Not that it mattered much to him. He had Multiple Sclerosis, not Lyme. He thought it strange that a doctor willing to defy his colleagues and treat the neurologic Lyme would be unwilling to accept that bacteria might have a role in diseases like his. But that didn't matter murch to him either. He had completed two years of antibiotics before he first saw this neurologist. Still, he reasoned that anyone willing to accept Lyme in Texas had to be more open-minded than their colleagues.

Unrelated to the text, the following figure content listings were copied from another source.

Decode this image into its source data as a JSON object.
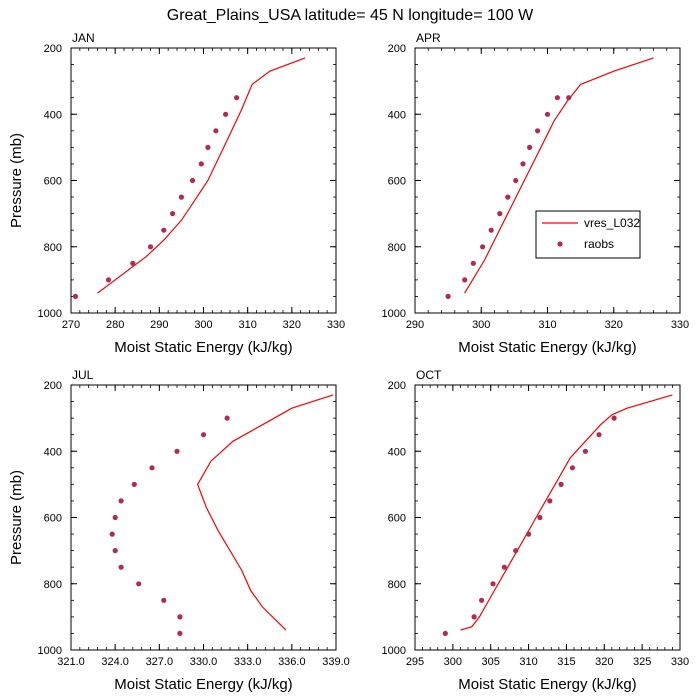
{
  "title": "Great_Plains_USA  latitude= 45 N longitude= 100 W",
  "colors": {
    "model": "#ff0000",
    "obs": "#b5294e",
    "axis": "#000000"
  },
  "legend": {
    "model_label": "vres_L032",
    "obs_label": "raobs"
  },
  "chart_data": [
    {
      "type": "line",
      "panel": "JAN",
      "title": "JAN",
      "xlabel": "Moist Static Energy (kJ/kg)",
      "ylabel": "Pressure (mb)",
      "xlim": [
        270,
        330
      ],
      "ylim": [
        1000,
        200
      ],
      "xticks": [
        270,
        280,
        290,
        300,
        310,
        320,
        330
      ],
      "xtick_labels": [
        "270",
        "280",
        "290",
        "300",
        "310",
        "320",
        "330"
      ],
      "yticks": [
        200,
        400,
        600,
        800,
        1000
      ],
      "ytick_labels": [
        "200",
        "400",
        "600",
        "800",
        "1000"
      ],
      "series": [
        {
          "name": "vres_L032",
          "kind": "line",
          "x": [
            276.0,
            279.0,
            283.0,
            287.0,
            291.0,
            295.0,
            298.0,
            301.0,
            303.5,
            306.0,
            308.5,
            311.0,
            315.0,
            323.0
          ],
          "y": [
            940,
            910,
            870,
            830,
            780,
            720,
            660,
            600,
            530,
            460,
            390,
            310,
            270,
            230
          ]
        },
        {
          "name": "raobs",
          "kind": "scatter",
          "x": [
            271.0,
            278.5,
            284.0,
            288.0,
            291.0,
            293.0,
            295.0,
            297.5,
            299.5,
            301.0,
            302.8,
            305.0,
            307.5
          ],
          "y": [
            950,
            900,
            850,
            800,
            750,
            700,
            650,
            600,
            550,
            500,
            450,
            400,
            350
          ]
        }
      ]
    },
    {
      "type": "line",
      "panel": "APR",
      "title": "APR",
      "xlabel": "Moist Static Energy (kJ/kg)",
      "ylabel": "",
      "xlim": [
        290,
        330
      ],
      "ylim": [
        1000,
        200
      ],
      "xticks": [
        290,
        300,
        310,
        320,
        330
      ],
      "xtick_labels": [
        "290",
        "300",
        "310",
        "320",
        "330"
      ],
      "yticks": [
        200,
        400,
        600,
        800,
        1000
      ],
      "ytick_labels": [
        "200",
        "400",
        "600",
        "800",
        "1000"
      ],
      "series": [
        {
          "name": "vres_L032",
          "kind": "line",
          "x": [
            297.5,
            299.0,
            300.5,
            302.0,
            303.5,
            305.0,
            306.5,
            308.0,
            309.5,
            311.0,
            313.0,
            315.0,
            320.0,
            326.0
          ],
          "y": [
            940,
            890,
            840,
            780,
            720,
            660,
            600,
            540,
            480,
            420,
            360,
            310,
            270,
            230
          ]
        },
        {
          "name": "raobs",
          "kind": "scatter",
          "x": [
            295.0,
            297.5,
            298.8,
            300.2,
            301.5,
            302.8,
            304.0,
            305.2,
            306.3,
            307.3,
            308.5,
            310.0,
            311.5,
            313.2
          ],
          "y": [
            950,
            900,
            850,
            800,
            750,
            700,
            650,
            600,
            550,
            500,
            450,
            400,
            350,
            350
          ]
        }
      ]
    },
    {
      "type": "line",
      "panel": "JUL",
      "title": "JUL",
      "xlabel": "Moist Static Energy (kJ/kg)",
      "ylabel": "Pressure (mb)",
      "xlim": [
        321.0,
        339.0
      ],
      "ylim": [
        1000,
        200
      ],
      "xticks": [
        321.0,
        324.0,
        327.0,
        330.0,
        333.0,
        336.0,
        339.0
      ],
      "xtick_labels": [
        "321.0",
        "324.0",
        "327.0",
        "330.0",
        "333.0",
        "336.0",
        "339.0"
      ],
      "yticks": [
        200,
        400,
        600,
        800,
        1000
      ],
      "ytick_labels": [
        "200",
        "400",
        "600",
        "800",
        "1000"
      ],
      "series": [
        {
          "name": "vres_L032",
          "kind": "line",
          "x": [
            335.6,
            334.0,
            333.2,
            332.6,
            331.8,
            331.0,
            330.2,
            329.6,
            330.5,
            332.0,
            334.0,
            336.0,
            338.8
          ],
          "y": [
            940,
            870,
            820,
            760,
            700,
            640,
            570,
            500,
            430,
            370,
            320,
            270,
            230
          ]
        },
        {
          "name": "raobs",
          "kind": "scatter",
          "x": [
            328.4,
            328.4,
            327.3,
            325.6,
            324.4,
            324.0,
            323.8,
            324.0,
            324.4,
            325.3,
            326.5,
            328.2,
            330.0,
            331.6
          ],
          "y": [
            950,
            900,
            850,
            800,
            750,
            700,
            650,
            600,
            550,
            500,
            450,
            400,
            350,
            300
          ]
        }
      ]
    },
    {
      "type": "line",
      "panel": "OCT",
      "title": "OCT",
      "xlabel": "Moist Static Energy (kJ/kg)",
      "ylabel": "",
      "xlim": [
        295,
        330
      ],
      "ylim": [
        1000,
        200
      ],
      "xticks": [
        295,
        300,
        305,
        310,
        315,
        320,
        325,
        330
      ],
      "xtick_labels": [
        "295",
        "300",
        "305",
        "310",
        "315",
        "320",
        "325",
        "330"
      ],
      "yticks": [
        200,
        400,
        600,
        800,
        1000
      ],
      "ytick_labels": [
        "200",
        "400",
        "600",
        "800",
        "1000"
      ],
      "series": [
        {
          "name": "vres_L032",
          "kind": "line",
          "x": [
            301.0,
            302.5,
            303.5,
            305.0,
            306.5,
            308.0,
            309.5,
            311.0,
            312.5,
            314.0,
            315.5,
            317.5,
            319.5,
            321.0,
            323.0,
            329.0
          ],
          "y": [
            940,
            930,
            900,
            840,
            780,
            720,
            660,
            600,
            540,
            480,
            420,
            370,
            320,
            290,
            270,
            230
          ]
        },
        {
          "name": "raobs",
          "kind": "scatter",
          "x": [
            299.0,
            302.8,
            303.8,
            305.3,
            306.8,
            308.3,
            310.0,
            311.5,
            312.8,
            314.3,
            315.8,
            317.5,
            319.3,
            321.3
          ],
          "y": [
            950,
            900,
            850,
            800,
            750,
            700,
            650,
            600,
            550,
            500,
            450,
            400,
            350,
            300
          ]
        }
      ]
    }
  ]
}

The examination went quickly; evoked potentials, a quick walk up and down the hall and something that seemed more like a police field sobreity test than anything medical. Like a fortune teller, he knew what would be said before it was spoken for he already knew could now go up and down stairs without having to take one step at a time. Still, being delivered with all the sanctity that society bestows upon doctors, he gladly received the imprimatur that his "gait disturbance" was "resolved". Unlike the neurologist's other patients - that man in a wheelchair he had spoken with in the waiting room a few minutes before - he was not deteriorating, he was getting better. Of course improvements are expected in the relapsing/remitting form, but not the doctor said, like this. He had gone from having an exacerbation every three to four months to no exacerbations for nearly four years. As with all the other neurologists that had examined him over, this one explaind that what was happening was inexplicable. Idiopathic he once heard said thinking that they were insulting his intelligence. He knew even with his cognitive problems, his mental age was certainly no lower than an imbicile. Another neurologist had even asked if he was taking antibiotics, but none were willing to accept antibiotics had any role in what was standing (and walking) right in front of them. He realized that no matter what he said, he was not empirical evidence, but merely a chimera; an inexplicable outlier in the data set that was present but not actually there.
"Oh well", he thought to himself as he navigated the asphalt chunks in the parking lot with more than a little self-satisfaction as if they were stones on the bank of a creek, "Maybe next year I'll don a tutu and dance into the office. That would certainly get someone's attention."